What the hell am I going to do? Sue told me to find a way to bring down the club, but there's nothing I can do to break that group of badly dressed Special Ed rejects up! I just don't know any of them well enough to know any weaknesses, apart from Brit, Preggo and the guys obviously…and Puck, I know Puck quite well, but as he knows we don't talk during.
I can't hold down a conversation with Tina and her annoying stutter and that Artie kid has all the charisma of a toothbrush, they're out, getting to know them would be way too much work. Spanish is enough for me already. Mr Schue has referred to Mercedes as Beyoncé, but really nowadays she may as well be a Michelle now that Rachel as asserted herself as the only lead in the club. She's stuck in the back until giving a giant screech at the end of every song, while the rest of us sway and hum a harmony as Rachel runs around the stage googily eyed at Finn, it's ridiculous.
Not that I complain much about it though, I love to sing and dance and all that. I wasn't lying when I said Glee club is the best part of my week, Cheerios practice has gotten so old and boring lately, it's the same kind of stuff every week; we do the routine, Coach Sylvester yells at us about some problem she's having in her lack of a personal life, we leave and go home exhausted and miserable. I mean I do wish I got a solo sometimes, most of the time I really feel like doing what Mercedes did before Sectionals and challenging Rachel when she gets a song I'd like. That could probably work, but I'd have to bring it, and bring it hard.
Anyway I'm missing the point, there's only one person left who could possibly help bring down the club, Finn's out of the question since all this crap came out. That leaves Kurt. He has the talent to back up his attitude, plus he's used to overcoming stuff and doing things the way he wants to. That's not going to make Jew nose very happy at all. Perfect. Oh and hes an honorary girl, which means he'll probably trust us over any of other the guys. First thing tomorrow I'll tell Brit and we'll go and see Sue.
Now where's Puck when a girl needs him….
Kurt POVI could feel a lump in my throat, I couldn't believe this, but was this really what he wanted?? Is this really what I wanted? I didn't know, but I couldn't think about it anymore, because he was kissing me again.
I could feel Finn running his hands slowly up my back, inadvertently untucking my shirt.
'Wait, Finn' I had to stop this, I had to know.
He looked at me blankly as I pushed his away from me slightly.
'Is this just a rebound? Because I'm not just some throw away girl'
Finn shook his head 'No, Kurt, I could never use you. I meant exactly what I said just then, I care about you more than any of the football guys…or Quinn…or anyone, even Puck, and really, after the last few weeks, he couldn't exist for all I care'.

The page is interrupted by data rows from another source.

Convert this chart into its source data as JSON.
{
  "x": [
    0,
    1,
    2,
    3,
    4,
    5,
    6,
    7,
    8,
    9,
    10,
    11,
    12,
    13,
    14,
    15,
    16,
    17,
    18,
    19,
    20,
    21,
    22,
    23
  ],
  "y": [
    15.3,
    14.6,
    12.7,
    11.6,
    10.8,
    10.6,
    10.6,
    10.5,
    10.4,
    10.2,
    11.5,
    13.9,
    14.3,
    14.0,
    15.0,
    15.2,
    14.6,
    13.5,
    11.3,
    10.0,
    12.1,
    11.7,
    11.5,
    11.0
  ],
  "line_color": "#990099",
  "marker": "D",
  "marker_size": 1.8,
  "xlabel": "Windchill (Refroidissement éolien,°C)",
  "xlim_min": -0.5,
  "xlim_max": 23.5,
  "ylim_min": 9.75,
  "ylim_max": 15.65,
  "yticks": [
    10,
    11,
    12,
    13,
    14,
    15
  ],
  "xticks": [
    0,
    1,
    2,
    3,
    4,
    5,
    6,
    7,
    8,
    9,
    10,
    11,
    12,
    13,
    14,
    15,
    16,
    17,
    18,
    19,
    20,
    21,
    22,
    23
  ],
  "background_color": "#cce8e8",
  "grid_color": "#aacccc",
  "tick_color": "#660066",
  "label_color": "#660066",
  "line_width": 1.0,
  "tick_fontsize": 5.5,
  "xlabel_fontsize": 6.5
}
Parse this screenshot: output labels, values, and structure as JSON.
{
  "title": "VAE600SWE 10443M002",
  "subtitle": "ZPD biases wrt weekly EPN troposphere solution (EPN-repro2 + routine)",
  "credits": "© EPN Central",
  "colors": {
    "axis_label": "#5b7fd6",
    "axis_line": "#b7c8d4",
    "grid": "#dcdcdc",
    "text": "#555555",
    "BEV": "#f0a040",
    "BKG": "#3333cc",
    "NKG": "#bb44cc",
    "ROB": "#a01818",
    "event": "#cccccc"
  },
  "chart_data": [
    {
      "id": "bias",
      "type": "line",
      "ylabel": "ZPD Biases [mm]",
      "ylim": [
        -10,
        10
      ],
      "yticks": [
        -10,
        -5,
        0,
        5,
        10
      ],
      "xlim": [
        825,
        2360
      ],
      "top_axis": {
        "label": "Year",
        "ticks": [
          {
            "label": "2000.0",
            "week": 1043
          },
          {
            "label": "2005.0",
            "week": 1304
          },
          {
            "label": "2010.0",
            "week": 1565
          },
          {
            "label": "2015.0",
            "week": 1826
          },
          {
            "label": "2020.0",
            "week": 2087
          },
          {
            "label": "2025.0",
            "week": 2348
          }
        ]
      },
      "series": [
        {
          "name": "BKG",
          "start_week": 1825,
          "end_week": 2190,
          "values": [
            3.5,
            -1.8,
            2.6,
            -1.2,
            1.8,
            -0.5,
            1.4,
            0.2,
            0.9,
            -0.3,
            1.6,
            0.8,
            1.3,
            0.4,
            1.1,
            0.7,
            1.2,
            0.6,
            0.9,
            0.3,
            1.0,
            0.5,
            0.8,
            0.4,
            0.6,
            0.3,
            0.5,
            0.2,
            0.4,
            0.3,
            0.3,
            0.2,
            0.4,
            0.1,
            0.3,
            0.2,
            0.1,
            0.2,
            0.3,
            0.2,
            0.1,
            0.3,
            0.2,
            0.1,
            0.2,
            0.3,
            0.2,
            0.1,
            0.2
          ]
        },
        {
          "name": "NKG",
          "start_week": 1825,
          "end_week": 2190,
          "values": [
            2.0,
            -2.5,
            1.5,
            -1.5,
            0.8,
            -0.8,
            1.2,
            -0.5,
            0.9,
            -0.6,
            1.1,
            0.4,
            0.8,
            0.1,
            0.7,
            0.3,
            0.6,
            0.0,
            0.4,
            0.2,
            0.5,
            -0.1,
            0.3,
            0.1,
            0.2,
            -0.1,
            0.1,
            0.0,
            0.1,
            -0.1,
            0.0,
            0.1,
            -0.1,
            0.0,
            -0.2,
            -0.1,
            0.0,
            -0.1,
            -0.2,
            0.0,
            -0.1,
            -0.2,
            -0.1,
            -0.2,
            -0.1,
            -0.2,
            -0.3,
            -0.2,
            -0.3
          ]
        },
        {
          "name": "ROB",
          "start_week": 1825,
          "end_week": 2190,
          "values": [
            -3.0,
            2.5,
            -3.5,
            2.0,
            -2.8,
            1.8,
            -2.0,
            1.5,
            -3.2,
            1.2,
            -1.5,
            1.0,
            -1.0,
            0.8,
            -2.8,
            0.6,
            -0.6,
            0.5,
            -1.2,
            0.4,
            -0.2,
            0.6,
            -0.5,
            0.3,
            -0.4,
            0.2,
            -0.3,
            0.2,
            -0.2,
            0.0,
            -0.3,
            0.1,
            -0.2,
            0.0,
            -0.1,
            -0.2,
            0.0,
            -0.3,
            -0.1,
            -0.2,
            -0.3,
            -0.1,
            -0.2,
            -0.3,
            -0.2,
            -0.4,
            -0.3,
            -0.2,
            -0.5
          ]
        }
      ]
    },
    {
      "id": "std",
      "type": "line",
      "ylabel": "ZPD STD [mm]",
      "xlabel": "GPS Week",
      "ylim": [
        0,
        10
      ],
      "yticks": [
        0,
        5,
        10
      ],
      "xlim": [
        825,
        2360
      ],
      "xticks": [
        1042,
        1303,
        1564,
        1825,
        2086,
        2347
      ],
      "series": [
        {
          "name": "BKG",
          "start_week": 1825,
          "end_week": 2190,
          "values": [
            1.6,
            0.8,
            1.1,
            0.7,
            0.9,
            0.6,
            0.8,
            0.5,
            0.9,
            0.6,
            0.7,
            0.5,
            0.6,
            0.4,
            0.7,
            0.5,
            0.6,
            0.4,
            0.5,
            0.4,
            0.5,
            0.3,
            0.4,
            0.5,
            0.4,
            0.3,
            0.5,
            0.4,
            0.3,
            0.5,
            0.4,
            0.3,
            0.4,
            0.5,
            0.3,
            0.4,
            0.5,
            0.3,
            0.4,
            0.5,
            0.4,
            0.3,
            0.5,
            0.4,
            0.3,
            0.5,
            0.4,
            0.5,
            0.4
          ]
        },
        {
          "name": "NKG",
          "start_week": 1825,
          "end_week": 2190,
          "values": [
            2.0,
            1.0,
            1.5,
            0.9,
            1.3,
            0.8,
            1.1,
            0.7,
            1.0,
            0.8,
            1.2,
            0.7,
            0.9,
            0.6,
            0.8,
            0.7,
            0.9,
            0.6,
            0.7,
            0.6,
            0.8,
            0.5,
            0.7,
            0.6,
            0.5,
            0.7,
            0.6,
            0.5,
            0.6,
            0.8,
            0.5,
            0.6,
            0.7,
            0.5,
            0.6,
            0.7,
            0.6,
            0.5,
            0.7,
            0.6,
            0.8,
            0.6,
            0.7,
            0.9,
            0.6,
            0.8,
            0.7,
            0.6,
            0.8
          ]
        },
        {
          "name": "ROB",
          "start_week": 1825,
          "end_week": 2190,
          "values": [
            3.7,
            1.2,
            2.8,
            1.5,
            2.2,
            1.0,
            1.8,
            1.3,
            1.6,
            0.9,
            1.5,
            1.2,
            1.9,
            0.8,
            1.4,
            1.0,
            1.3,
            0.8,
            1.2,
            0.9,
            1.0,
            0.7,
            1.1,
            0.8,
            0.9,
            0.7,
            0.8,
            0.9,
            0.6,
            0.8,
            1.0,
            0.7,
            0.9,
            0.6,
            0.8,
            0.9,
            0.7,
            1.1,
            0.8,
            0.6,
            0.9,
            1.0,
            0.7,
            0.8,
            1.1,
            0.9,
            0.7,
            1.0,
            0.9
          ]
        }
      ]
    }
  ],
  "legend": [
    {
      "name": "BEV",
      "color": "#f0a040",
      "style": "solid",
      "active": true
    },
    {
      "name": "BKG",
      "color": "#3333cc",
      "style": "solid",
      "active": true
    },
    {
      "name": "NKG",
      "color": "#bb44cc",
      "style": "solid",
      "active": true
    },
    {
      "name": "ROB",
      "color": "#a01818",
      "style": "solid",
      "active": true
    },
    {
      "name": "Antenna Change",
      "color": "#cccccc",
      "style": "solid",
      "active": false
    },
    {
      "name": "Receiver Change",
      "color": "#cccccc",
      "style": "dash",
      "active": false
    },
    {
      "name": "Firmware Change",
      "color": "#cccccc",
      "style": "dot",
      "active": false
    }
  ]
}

He was talking slower than I'd ever heard him talk, even in Spanish class. But I believed him; his usual incoherent self was now making complete sense.
'And your talent, your love for life and the way you don't give a crap about what anyone says or thinks of you, the way you pulled off Beyoncé in Football gear, you're an incredible person Kurt.'
This wasn't happening. Impossible.
'Now please, kiss me again, I'm only alive when you're touching me'.
All of what Finn was saying shot straight to my heart, all of these feelings, the ones that I wished that I could have told him about ever since I met him, the fact that Finn might have the same feelings made me happy beyond measure.
We kissed again for a short amount of time, until Finn moved his head down to my shoulder where he rested it, breathing heavily. 'Kurt, I need this, I need you. Now, please'
I ran my fingers through Finn's soft, dark hair and savored this moment, my close friend, and the man I had had so many dreams and longings about, begging to be with me.
'Finn' I said looking down at him for the first time, ever. He looked up at me, worried.
'Pinch me'. Finn just smiled and kissed me again. His lips were softer than I had expected, lucky not having to chap stick them five times a day like I have to.
I ran my hands from his hair down his back, around his waist, I could feel Finn's abs through his rather thin shirt, I'd seen his body before after football games and stuff, but I'd never touched him like this. I started to undo the buttons on his polo shirt.
Obviously Finn hadn't realised this yet because we were still kissing. As I undid the final button on Finn's shirt he pulled away.
'No, this….this isn't right Kurt' He said whilst looking me right in the eyes.
I felt a surge of worry rip through my body as I heard Finn say those words. But then the feeling faded when I realised that Finn had placed his hands at the bottom of my top and was lifting it up over my head.
I raised my arms so my top could be taken off. I kissed Finn once again, took his shirt off of his shoulders and placed it onto the floor with my own shirt next to the bed. Normally I would rush to pick anything up off of the floor, but I really didn't care this time.